Sadly, last week my adorable and incredible Grandpa Ron passed away. As they say, ‘when it rains, it pours’. But I’m not going to sit here and write some very emotionally wrought piece that depresses everyone, instead I’ve chosen to remember my Grandpa with some of my most fond memories of him.
He truly was an incredible man. He lived life to the absolute full and did so many things in his life that he can be so proud of; this included joining the navy at the age of just 15.
And so, my favourite stories about Ronald, (or as he was better known to me, TROUBLE);
- My mum often tells me the story of how at the age of 19 she got dumped by her MUCH older boyfriend, Richard (not my Dad fortunately), and was feeling really sorry for herself and lounging about in her misery at home in Derby. So about tea time, Grandpa comes home from having just been having a drink with his friends down at the pub. He sees Mum very upset and goes to comfort her with these very reassuring words that any daughter wants to hear, “Just seen Richard down the pub with his new bird…I can see why he dumped you!” hahahhaha Classic gramps!!!

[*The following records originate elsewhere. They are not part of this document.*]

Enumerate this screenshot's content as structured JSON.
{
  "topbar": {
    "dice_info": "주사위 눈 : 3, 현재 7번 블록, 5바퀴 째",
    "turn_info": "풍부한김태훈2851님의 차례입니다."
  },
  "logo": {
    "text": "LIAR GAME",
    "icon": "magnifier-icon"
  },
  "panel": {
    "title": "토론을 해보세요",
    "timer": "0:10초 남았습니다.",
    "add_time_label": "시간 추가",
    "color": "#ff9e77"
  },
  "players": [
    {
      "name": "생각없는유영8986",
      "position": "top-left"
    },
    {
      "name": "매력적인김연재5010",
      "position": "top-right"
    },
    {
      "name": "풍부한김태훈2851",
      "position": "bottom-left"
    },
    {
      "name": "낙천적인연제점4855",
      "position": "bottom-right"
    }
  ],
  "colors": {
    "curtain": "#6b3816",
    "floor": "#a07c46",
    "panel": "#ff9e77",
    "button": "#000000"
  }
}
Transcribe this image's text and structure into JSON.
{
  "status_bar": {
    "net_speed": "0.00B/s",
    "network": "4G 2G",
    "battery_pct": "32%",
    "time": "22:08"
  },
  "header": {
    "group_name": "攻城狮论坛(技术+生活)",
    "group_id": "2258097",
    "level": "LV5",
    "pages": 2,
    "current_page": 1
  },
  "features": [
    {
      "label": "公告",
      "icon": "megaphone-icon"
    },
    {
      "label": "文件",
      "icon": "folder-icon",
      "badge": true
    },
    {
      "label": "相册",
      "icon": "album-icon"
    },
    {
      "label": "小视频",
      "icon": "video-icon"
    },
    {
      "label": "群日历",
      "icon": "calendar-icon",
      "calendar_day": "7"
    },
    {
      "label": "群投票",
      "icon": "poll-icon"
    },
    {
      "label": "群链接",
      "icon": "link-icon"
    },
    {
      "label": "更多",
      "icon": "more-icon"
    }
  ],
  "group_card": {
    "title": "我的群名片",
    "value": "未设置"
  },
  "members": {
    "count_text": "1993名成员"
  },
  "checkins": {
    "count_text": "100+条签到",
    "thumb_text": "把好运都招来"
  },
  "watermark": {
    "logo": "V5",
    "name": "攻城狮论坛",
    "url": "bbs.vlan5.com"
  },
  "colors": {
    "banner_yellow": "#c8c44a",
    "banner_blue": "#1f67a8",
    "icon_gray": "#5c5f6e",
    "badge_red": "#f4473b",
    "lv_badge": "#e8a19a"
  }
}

- One year we spent Christmas up in Derbyshire with Grandma and Grandpa. We all squeezed round the ping pong table as no other table could seat us all in our vast numbers. In my grandparents old house you had to climb up some stairs to get to the big living room where we were eating our lovely lunch. Grandpa took it on himself to deliver the turkey from the kitchen to the table which resulted in a rather disastrous event. Picture this; Grandpa climbing up the stairs carrying the very hefty turkey and seeming to be struggling a little under its weight. Then there’s the rest of us, eagerly awaiting the turkey’s arrival and within a flash the turkey is flying through the air as Grandpa trips on the last step. We then hear the shout, “I think I’ve broken a leg.” Panic ensues as we rush to his side only to discover it was the turkey leg he was referring to and not his own. I think you might be able to tell by now why I called him ‘Trouble’.
There are thousands of stories I could tell you about gramps but instead I’ll ask you to do this; remember any grandparents or close relatives that you’ve lost and not think of them with sadness but with celebration and joy.
On Thursday this week my grandpa will take his last trip through the English countryside in a VW Camper Van instead of a hearse because that was always his style. The toughest thing for me will be not being able to be there to celebrate his life but I’ll be wearing bright colours in my hospital room for him cause he always liked to dress brightly (he did indeed have a pair of yellow courduroys and always an orange jumper handy – it’s where I get my style from evidently). Although I know he wanted me to become a doctor (sorry gramps, never going to happen) I’ll always admire deeply his appreciation for education and his desire to never stop learning. I think that’s something we can all take from him. And even now, though I’ve finished school and am in between education, I haven’t stopped learning. In fact I’m learning every day. I’m learning how to be a better person, and if I can one day achieve the kind of life my grandpa lived I will feel fulfilled in every way.